Limitationen und Stärken

Bei der Interpretation der vorliegenden Daten muss beachtet werden, dass es sich um eine Zwischenanalyse handelt. Von den geplanten 139 Patienten pro Studiengruppe absolvierten bis zum Zeitpunkt der Zwischenanalyse etwas mehr als die Hälfte das letzte Follow up (Abb. 1). Obwohl in den Daten bereits jetzt signifikante Unterschiede zu erheben sind, können sich bis zum Studienabschluss noch Abweichungen ergeben. Eine weitere Limitation dieser Studie ist die nur teilweise mögliche Verblindung. Obwohl das Ergebnis der Randomisierung nicht kommuniziert wird, können Teilnehmer durch die studienärztliche Aufklärung im Rahmen des Studieneinschlusses Rückschlusse auf ihre Zugehörigkeit zu Kontroll- oder Interventionsgruppe ziehen, wodurch ein gewisser Detection-Bias in Betracht zu ziehen ist. Als multidisziplinäre Intervention ist die Wirksamkeit der integrierten orthogeriatrischen Versorgung von der Verfügbarkeit, Qualität und Kooperation der beteiligten Behandler abhängig. Die Überlegenheit gegenüber der Standardversorgung sollte deshalb im multizentrischen Setting bestätigt werden.

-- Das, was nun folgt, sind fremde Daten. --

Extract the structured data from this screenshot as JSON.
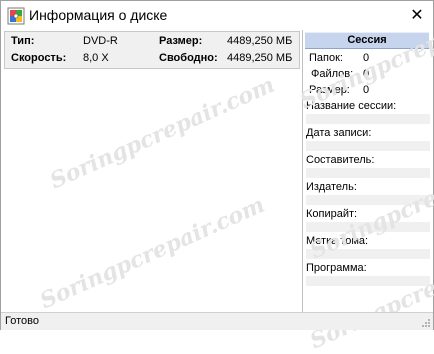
{
  "window": {
    "title": "Информация о диске",
    "close_glyph": "✕"
  },
  "disc_info": {
    "type_label": "Тип:",
    "type_value": "DVD-R",
    "speed_label": "Скорость:",
    "speed_value": "8,0 X",
    "size_label": "Размер:",
    "size_value": "4489,250 МБ",
    "free_label": "Свободно:",
    "free_value": "4489,250 МБ"
  },
  "session": {
    "header": "Сессия",
    "folders_label": "Папок:",
    "folders_value": "0",
    "files_label": "Файлов:",
    "files_value": "0",
    "size_label": "Размер:",
    "size_value": "0",
    "fields": [
      "Название сессии:",
      "Дата записи:",
      "Составитель:",
      "Издатель:",
      "Копирайт:",
      "Метка тома:",
      "Программа:"
    ]
  },
  "statusbar": {
    "text": "Готово"
  },
  "watermark": {
    "text": "Soringpcrepair.com"
  },
  "icons": {
    "app": "disc-info-icon",
    "close": "close-icon",
    "grip": "size-grip-icon"
  }
}
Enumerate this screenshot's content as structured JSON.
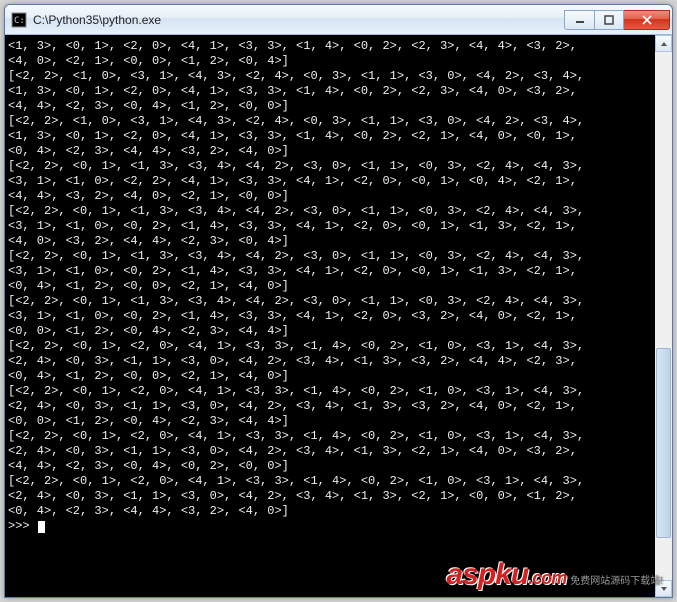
{
  "window": {
    "title": "C:\\Python35\\python.exe"
  },
  "console": {
    "lines": [
      "<1, 3>, <0, 1>, <2, 0>, <4, 1>, <3, 3>, <1, 4>, <0, 2>, <2, 3>, <4, 4>, <3, 2>,",
      "<4, 0>, <2, 1>, <0, 0>, <1, 2>, <0, 4>]",
      "[<2, 2>, <1, 0>, <3, 1>, <4, 3>, <2, 4>, <0, 3>, <1, 1>, <3, 0>, <4, 2>, <3, 4>,",
      "<1, 3>, <0, 1>, <2, 0>, <4, 1>, <3, 3>, <1, 4>, <0, 2>, <2, 3>, <4, 0>, <3, 2>,",
      "<4, 4>, <2, 3>, <0, 4>, <1, 2>, <0, 0>]",
      "[<2, 2>, <1, 0>, <3, 1>, <4, 3>, <2, 4>, <0, 3>, <1, 1>, <3, 0>, <4, 2>, <3, 4>,",
      "<1, 3>, <0, 1>, <2, 0>, <4, 1>, <3, 3>, <1, 4>, <0, 2>, <2, 1>, <4, 0>, <0, 1>,",
      "<0, 4>, <2, 3>, <4, 4>, <3, 2>, <4, 0>]",
      "[<2, 2>, <0, 1>, <1, 3>, <3, 4>, <4, 2>, <3, 0>, <1, 1>, <0, 3>, <2, 4>, <4, 3>,",
      "<3, 1>, <1, 0>, <2, 2>, <4, 1>, <3, 3>, <4, 1>, <2, 0>, <0, 1>, <0, 4>, <2, 1>,",
      "<4, 4>, <3, 2>, <4, 0>, <2, 1>, <0, 0>]",
      "[<2, 2>, <0, 1>, <1, 3>, <3, 4>, <4, 2>, <3, 0>, <1, 1>, <0, 3>, <2, 4>, <4, 3>,",
      "<3, 1>, <1, 0>, <0, 2>, <1, 4>, <3, 3>, <4, 1>, <2, 0>, <0, 1>, <1, 3>, <2, 1>,",
      "<4, 0>, <3, 2>, <4, 4>, <2, 3>, <0, 4>]",
      "[<2, 2>, <0, 1>, <1, 3>, <3, 4>, <4, 2>, <3, 0>, <1, 1>, <0, 3>, <2, 4>, <4, 3>,",
      "<3, 1>, <1, 0>, <0, 2>, <1, 4>, <3, 3>, <4, 1>, <2, 0>, <0, 1>, <1, 3>, <2, 1>,",
      "<0, 4>, <1, 2>, <0, 0>, <2, 1>, <4, 0>]",
      "[<2, 2>, <0, 1>, <1, 3>, <3, 4>, <4, 2>, <3, 0>, <1, 1>, <0, 3>, <2, 4>, <4, 3>,",
      "<3, 1>, <1, 0>, <0, 2>, <1, 4>, <3, 3>, <4, 1>, <2, 0>, <3, 2>, <4, 0>, <2, 1>,",
      "<0, 0>, <1, 2>, <0, 4>, <2, 3>, <4, 4>]",
      "[<2, 2>, <0, 1>, <2, 0>, <4, 1>, <3, 3>, <1, 4>, <0, 2>, <1, 0>, <3, 1>, <4, 3>,",
      "<2, 4>, <0, 3>, <1, 1>, <3, 0>, <4, 2>, <3, 4>, <1, 3>, <3, 2>, <4, 4>, <2, 3>,",
      "<0, 4>, <1, 2>, <0, 0>, <2, 1>, <4, 0>]",
      "[<2, 2>, <0, 1>, <2, 0>, <4, 1>, <3, 3>, <1, 4>, <0, 2>, <1, 0>, <3, 1>, <4, 3>,",
      "<2, 4>, <0, 3>, <1, 1>, <3, 0>, <4, 2>, <3, 4>, <1, 3>, <3, 2>, <4, 0>, <2, 1>,",
      "<0, 0>, <1, 2>, <0, 4>, <2, 3>, <4, 4>]",
      "[<2, 2>, <0, 1>, <2, 0>, <4, 1>, <3, 3>, <1, 4>, <0, 2>, <1, 0>, <3, 1>, <4, 3>,",
      "<2, 4>, <0, 3>, <1, 1>, <3, 0>, <4, 2>, <3, 4>, <1, 3>, <2, 1>, <4, 0>, <3, 2>,",
      "<4, 4>, <2, 3>, <0, 4>, <0, 2>, <0, 0>]",
      "[<2, 2>, <0, 1>, <2, 0>, <4, 1>, <3, 3>, <1, 4>, <0, 2>, <1, 0>, <3, 1>, <4, 3>,",
      "<2, 4>, <0, 3>, <1, 1>, <3, 0>, <4, 2>, <3, 4>, <1, 3>, <2, 1>, <0, 0>, <1, 2>,",
      "<0, 4>, <2, 3>, <4, 4>, <3, 2>, <4, 0>]",
      ">>> "
    ],
    "prompt": ">>> "
  },
  "watermark": {
    "main": "aspku",
    "tld": ".com",
    "sub": "免费网站源码下载站!"
  }
}
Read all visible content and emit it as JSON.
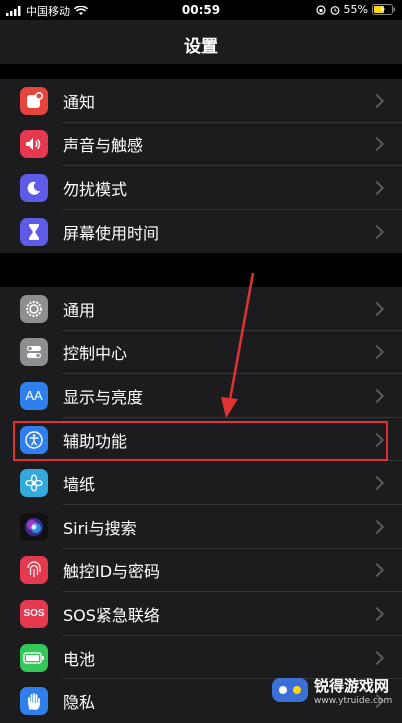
{
  "status": {
    "carrier": "中国移动",
    "time": "00:59",
    "battery": "55%"
  },
  "header": {
    "title": "设置"
  },
  "groups": [
    {
      "items": [
        {
          "label": "通知",
          "icon": "notifications-icon",
          "color": "#e5453d"
        },
        {
          "label": "声音与触感",
          "icon": "sounds-icon",
          "color": "#e5394f"
        },
        {
          "label": "勿扰模式",
          "icon": "do-not-disturb-icon",
          "color": "#5e5ce6"
        },
        {
          "label": "屏幕使用时间",
          "icon": "screen-time-icon",
          "color": "#5e5ce6"
        }
      ]
    },
    {
      "items": [
        {
          "label": "通用",
          "icon": "gear-icon",
          "color": "#8e8e93"
        },
        {
          "label": "控制中心",
          "icon": "control-center-icon",
          "color": "#8e8e93"
        },
        {
          "label": "显示与亮度",
          "icon": "display-brightness-icon",
          "color": "#2f80ed"
        },
        {
          "label": "辅助功能",
          "icon": "accessibility-icon",
          "color": "#2f80ed"
        },
        {
          "label": "墙纸",
          "icon": "wallpaper-icon",
          "color": "#34aadc"
        },
        {
          "label": "Siri与搜索",
          "icon": "siri-icon",
          "color": "#111111"
        },
        {
          "label": "触控ID与密码",
          "icon": "touch-id-icon",
          "color": "#e5394f"
        },
        {
          "label": "SOS紧急联络",
          "icon": "sos-icon",
          "color": "#e5394f"
        },
        {
          "label": "电池",
          "icon": "battery-icon",
          "color": "#34c759"
        },
        {
          "label": "隐私",
          "icon": "privacy-hand-icon",
          "color": "#2f80ed"
        }
      ]
    }
  ],
  "watermark": {
    "name": "锐得游戏网",
    "url": "www.ytruide.com"
  },
  "colors": {
    "highlight": "#e03232",
    "background": "#000000",
    "cell": "#1c1c1e"
  }
}
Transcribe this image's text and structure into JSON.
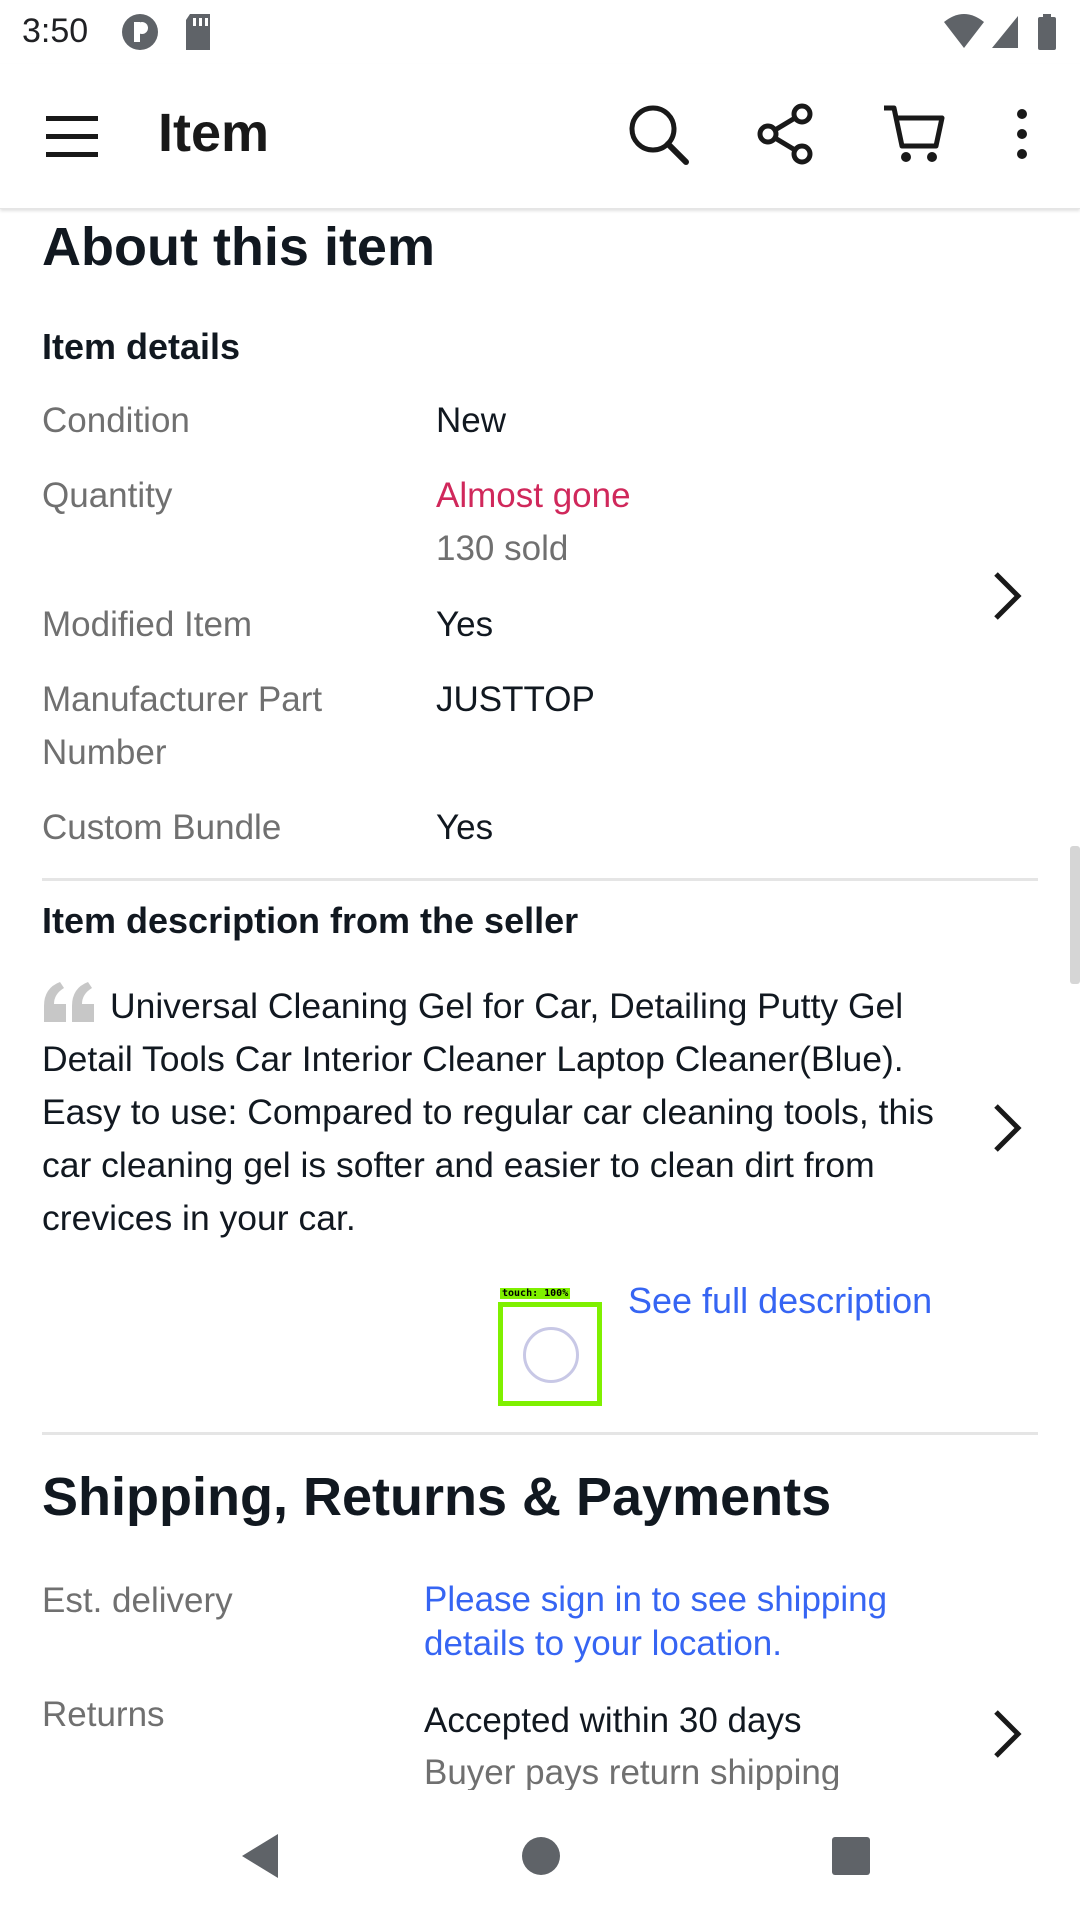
{
  "status_bar": {
    "time": "3:50"
  },
  "app_bar": {
    "title": "Item"
  },
  "about": {
    "heading": "About this item",
    "details_heading": "Item details",
    "rows": [
      {
        "label": "Condition",
        "value": "New"
      },
      {
        "label": "Quantity",
        "value": "Almost gone",
        "subvalue": "130 sold"
      },
      {
        "label": "Modified Item",
        "value": "Yes"
      },
      {
        "label": "Manufacturer Part Number",
        "value": "JUSTTOP"
      },
      {
        "label": "Custom Bundle",
        "value": "Yes"
      }
    ]
  },
  "description": {
    "heading": "Item description from the seller",
    "text": "Universal Cleaning Gel for Car, Detailing Putty Gel Detail Tools Car Interior Cleaner Laptop Cleaner(Blue). Easy to use: Compared to regular car cleaning tools, this car cleaning gel is softer and easier to clean dirt from crevices in your car.",
    "see_full": "See full description",
    "touch_label": "touch: 100%"
  },
  "shipping": {
    "heading": "Shipping, Returns & Payments",
    "delivery_label": "Est. delivery",
    "delivery_value": "Please sign in to see shipping details to your location.",
    "returns_label": "Returns",
    "returns_value": "Accepted within 30 days",
    "returns_sub": "Buyer pays return shipping"
  },
  "colors": {
    "accent_link": "#3665f3",
    "alert_red": "#d0285b",
    "touch_green": "#7ff000"
  },
  "icons": [
    "wifi-icon",
    "signal-icon",
    "battery-icon",
    "menu-icon",
    "search-icon",
    "share-icon",
    "cart-icon",
    "more-icon",
    "chevron-right-icon",
    "quote-icon",
    "back-icon",
    "home-icon",
    "recents-icon"
  ]
}
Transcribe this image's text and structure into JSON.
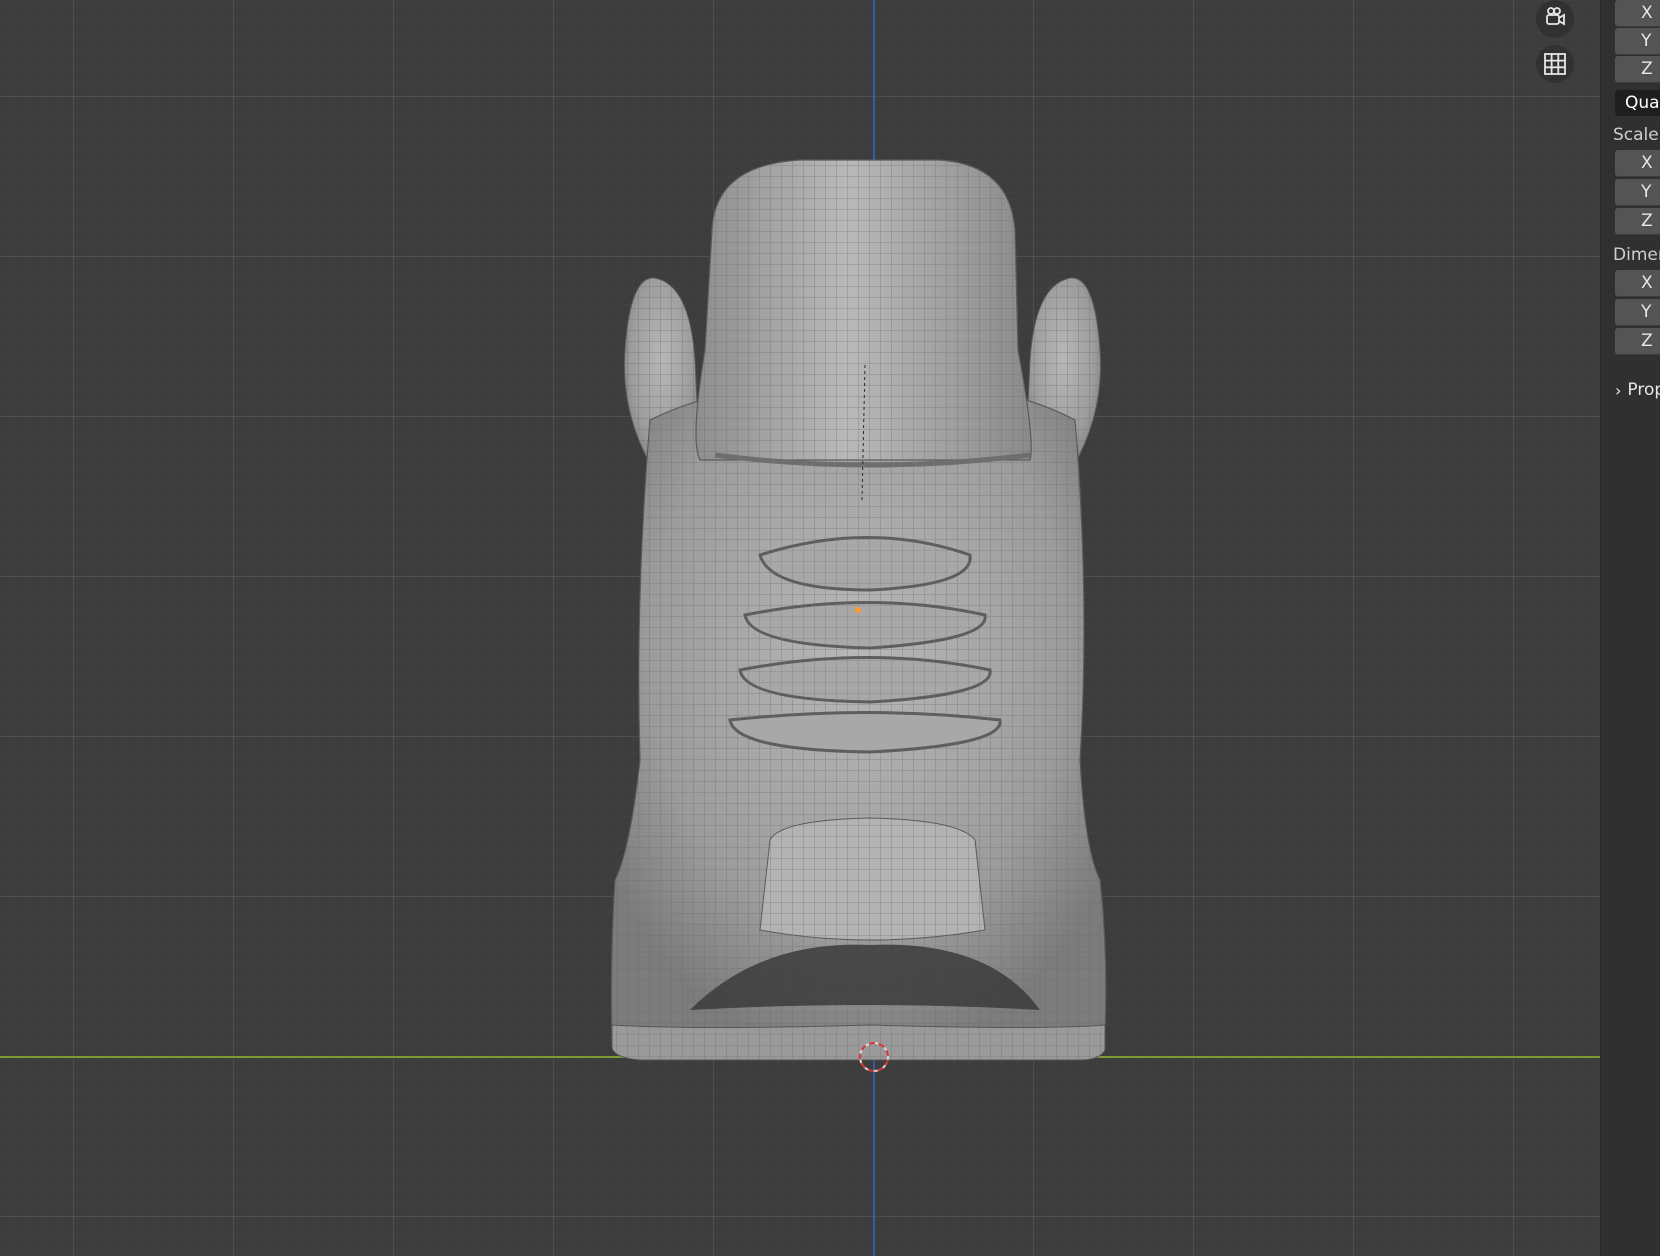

Trotz dieser Limitationen wird durch das GBA-Projekt „Spezielle Orthopädische Geriatrie“ (SOG) erstmalig der positive Effekt einer integrierten orthogeriatrischen Versorgung auf Mobilität und Komplikationsrisiko nach elektiver Hüft- oder Knie-TEP-Implantation im Rahmen einer kontrollierten prospektiv-randomisierten Studie mit bis dato 174 geriatrischen Studienteilnehmern demonstriert. Dem Beispiel der Alterstraumatologie folgend, könnte dies ein weiterer Schritt hin zu einer verbesserten Versorgung geriatrischer Patienten in der elektiven orthopädischen Chirurgie sein.

Ausblick

Die integrierte orthogeriatrische Versorgung scheint im Vergleich zur Standardversorgung in der Hüft- und Kniegelenkendoprothetik Vorteile bezüglich Mobilität und Komplikationsrate zu bieten. Integrierte orthogeriatrische Modelle wie die Spezielle Orthopädische Geriatrie könnten zukünftig die Versorgung geriatrischer Patienten in der elektiven orthopädischen Chirurgie verbessern und vor allem sicherer gestalten.

Fazit für die Praxis

Durch eine integrierte orthogeriatrische Versorgung in der elektiven Hüft- und Kniegelenkendoprothetik kann

  • die postoperative Mobilität verbessert und

  • das Komplikationsrisiko reduziert werden.